REBAJA A LAS ESCUALIDAS PENSIONES
Otro efecto del modelo neoliberal instalado durante la dictadura es el sistema individual de pensiones administrado por grupos económicos. Si las pensiones que en este momento reciben los jubilados son de un vergonzoso promedio de 207 mil pesos mensuales, inferior a un salario mínimo, desde este 1º de julio éstas bajarán 2,1 por ciento. El motivo anunciado por la Superintendencia de Pensiones y la Superintendencia de Valores y Seguros es el cambio en las tasas de mortalidad y expectativas de vida. Como las personas viven más años, el monto ahorrado para la pensión individual deberá prorratearse por más tiempo, por lo que cada cuota se reduce.

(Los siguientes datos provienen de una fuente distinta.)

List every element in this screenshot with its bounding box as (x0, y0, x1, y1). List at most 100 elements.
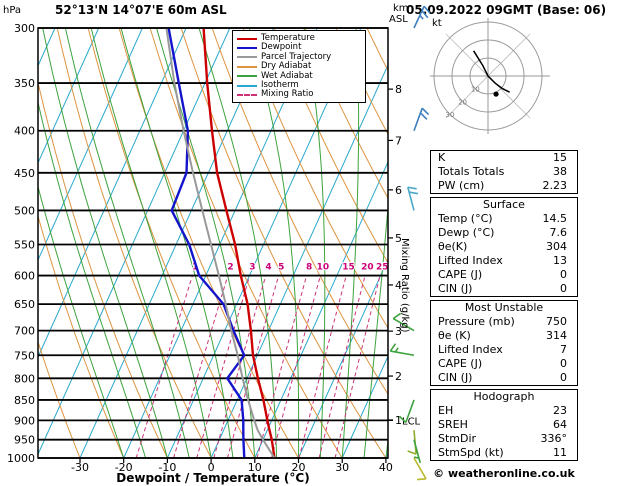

En el extremo que concentra el poder y la riqueza este proceso goza de una dinámica inversa. Así es como pese a las expectativas de menor crecimiento de la economía, que ha tenido como efectos despidos masivos, con una tasa actual de desempleo del 6,8 por ciento, las grandes corporaciones disfrutan de altas ganancias aumentando los índices de concentración de la riqueza. Al primer trimestre de este año, en un escenario que las cúpulas empresariales no se cansaron de calificar de sombrío, las principales sociedades anónimas incrementaron sus utilidades en un 43 por ciento. Esta alta rentabilidad empresarial en tiempos de desaceleración económica (el producto nacional creció un escaso 2,1 por ciento en marzo y apenas 0,7 en abril) confirma la relación que mantiene el aparato político, la institucionalidad estatal y el mercado, controlado por las grandes corporaciones. Una relación modelada, desde siempre, por el gran sector privado.
Los parlamentarios que aprobaron elevar a miserables 257 mil pesos el salario mínimo desde julio, son también otra expresión de esta desigualdad. La política, convertida en una casta que legisla a favor de las grandes corporaciones y otros poderes, mantiene inalterables sus dietas pese a las protestas de la sociedad civil. Actualmente un senador recibe unos 19 millones de pesos mensuales entre dieta y diversas asignaciones, que en el caso de los diputados llega a unos nueve millones.
A partir de 2017, con la entrada en vigor del nuevo sistema electoral proporcional, el número de parlamentarios aumentará en 47, pasando la Cámara a tener 155 diputados y el Senado 50 senadores. Según cálculos de la Biblioteca del Congreso, el incremento significará un gasto total para el Fisco de casi 15 mil millones de pesos anuales. Dos mundos que conviven en un mismo país.
PAUL WALDER
Publicado en “Punto Final”, edición Nº 855, 8 de julio 2016.